JH: Any make up which isn’t too greasy won’t cause any skin problems. In fact, a foundation/tinted moisturiser is more likely to provide a barrier to skin, particularly in the city. In general, you will know if something is having an adverse affect on your skin – acne is made worse by tampering with the pH of skin, not through make up.

MF: How about make up at the gym if someone were to go straight from work?

JH: I can’t see that make up would cause any skin problems at the gym, even if you do run and sweat. If you find pores on the body becoming clogged, use an antimicrobial wash such as the Dermol range to reduce bugs on the skin and gentle cleanse. I always advise patients about the problems chlorine causes and would suggest washing directly after coming out the pool with an acidic wash, such a Cetaphil’s Restorative Body Wash. Another tip for gym users is for those who suffer from Keratosis Pilaris – bumpy and dry upper arms and thighs. If you go to a steam room you can reduce the appearance of these easily by rubbing the upper arms. Cetaphil’s Restoraderm Moisturiser will also help to settle these, as it contains an agent called fillagrin which is renowned for it’s anti-inflammatory properties. Both the Cetaphil moisturiser and wash contain Fillagrin – a lot of work is being done with it at the moment as it is felt to be important in the integrity of the skin barrier and its ability to retain moisturiser.
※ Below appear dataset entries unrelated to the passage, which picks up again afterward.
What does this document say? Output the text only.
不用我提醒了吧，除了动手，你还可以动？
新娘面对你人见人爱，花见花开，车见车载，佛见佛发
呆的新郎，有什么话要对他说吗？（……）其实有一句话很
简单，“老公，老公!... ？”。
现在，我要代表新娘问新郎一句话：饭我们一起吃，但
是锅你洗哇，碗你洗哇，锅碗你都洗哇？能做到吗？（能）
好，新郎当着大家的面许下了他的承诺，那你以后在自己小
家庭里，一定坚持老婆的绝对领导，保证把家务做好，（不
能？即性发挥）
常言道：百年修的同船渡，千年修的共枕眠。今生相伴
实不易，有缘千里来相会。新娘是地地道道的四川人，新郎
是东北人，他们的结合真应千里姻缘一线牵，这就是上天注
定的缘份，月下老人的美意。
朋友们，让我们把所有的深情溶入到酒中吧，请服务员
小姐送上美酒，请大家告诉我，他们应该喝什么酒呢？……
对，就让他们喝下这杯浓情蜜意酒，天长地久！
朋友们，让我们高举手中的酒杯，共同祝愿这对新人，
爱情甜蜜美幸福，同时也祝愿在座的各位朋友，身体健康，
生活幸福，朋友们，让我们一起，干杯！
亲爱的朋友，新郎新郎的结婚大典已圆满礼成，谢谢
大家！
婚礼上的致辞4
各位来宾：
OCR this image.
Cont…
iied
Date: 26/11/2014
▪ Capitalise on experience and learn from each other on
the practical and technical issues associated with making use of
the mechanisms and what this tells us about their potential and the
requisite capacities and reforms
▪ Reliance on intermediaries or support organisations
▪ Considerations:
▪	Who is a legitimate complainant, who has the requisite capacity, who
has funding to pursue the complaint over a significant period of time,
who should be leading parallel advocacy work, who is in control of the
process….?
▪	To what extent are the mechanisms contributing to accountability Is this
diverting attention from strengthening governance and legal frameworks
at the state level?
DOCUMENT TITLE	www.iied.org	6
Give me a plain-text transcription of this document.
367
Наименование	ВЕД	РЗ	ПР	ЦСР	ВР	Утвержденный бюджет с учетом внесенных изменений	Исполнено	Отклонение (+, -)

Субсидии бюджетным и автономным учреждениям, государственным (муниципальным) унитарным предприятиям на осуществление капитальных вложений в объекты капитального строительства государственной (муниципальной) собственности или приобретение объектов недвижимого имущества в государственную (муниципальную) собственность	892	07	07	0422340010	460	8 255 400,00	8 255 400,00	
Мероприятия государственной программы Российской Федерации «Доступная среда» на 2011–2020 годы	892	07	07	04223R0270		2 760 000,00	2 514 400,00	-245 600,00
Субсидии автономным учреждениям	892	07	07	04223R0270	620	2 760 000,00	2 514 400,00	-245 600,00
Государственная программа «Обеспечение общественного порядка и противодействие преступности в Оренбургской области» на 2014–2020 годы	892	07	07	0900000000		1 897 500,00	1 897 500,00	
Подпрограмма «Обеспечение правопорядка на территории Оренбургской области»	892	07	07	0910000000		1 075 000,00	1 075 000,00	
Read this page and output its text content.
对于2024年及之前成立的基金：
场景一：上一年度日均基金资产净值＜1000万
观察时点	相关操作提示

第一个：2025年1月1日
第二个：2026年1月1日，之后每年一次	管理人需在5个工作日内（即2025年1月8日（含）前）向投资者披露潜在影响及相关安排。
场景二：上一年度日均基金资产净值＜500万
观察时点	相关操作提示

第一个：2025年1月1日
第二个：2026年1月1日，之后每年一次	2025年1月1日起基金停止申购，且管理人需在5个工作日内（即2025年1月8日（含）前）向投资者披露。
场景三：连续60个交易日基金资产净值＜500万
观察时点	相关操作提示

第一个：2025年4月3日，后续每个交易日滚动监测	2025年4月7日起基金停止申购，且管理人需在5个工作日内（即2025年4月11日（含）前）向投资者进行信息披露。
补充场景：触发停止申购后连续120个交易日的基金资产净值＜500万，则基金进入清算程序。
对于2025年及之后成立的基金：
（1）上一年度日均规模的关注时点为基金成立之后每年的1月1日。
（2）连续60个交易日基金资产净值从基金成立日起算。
MF: Are regular facials important for the health of the skin?

JH: Professional steaming and the rubbing and treatment of the skin in facials is good for achieving a glow – the increased blood flow to the skin will also be beneficial for the overall health. Most effects are short term but I would say that facials in general are a good idea, especially if you suffer from whiteheads/blockages.

MF: When moisturising in the evening should a spot be avoided and are the ‘drying’ creams for spots beneficial?

JH: Try not to use too greasy a moisturiser if you have spots – I’d switch to a lotion. It is important to not make the assumption the ‘drying’ acne skin is correct – it can often be try and inflamed and in need of moisture. Topical agents, such as Epiduo, can be applied to spots to break down the blockage causing the spot to develop, while reducing inflammation. If you can control acne at the mild stage you can often avoid other treatments such as antibiotics so be vigilant during early stages.

MF: Finally, what is the benefit of cleansing in the morning?

JH: It varies from person to person – I wash my face in the morning after I’ve showered with a mild acidic wash to counteract the effects of alkaline shampoo and the hard water here on the South coast. I’ve noticed my skin is calmed and less dry from this so, as above, the thing to do is try to be aware of your skin’s needs and meet them as much as possible.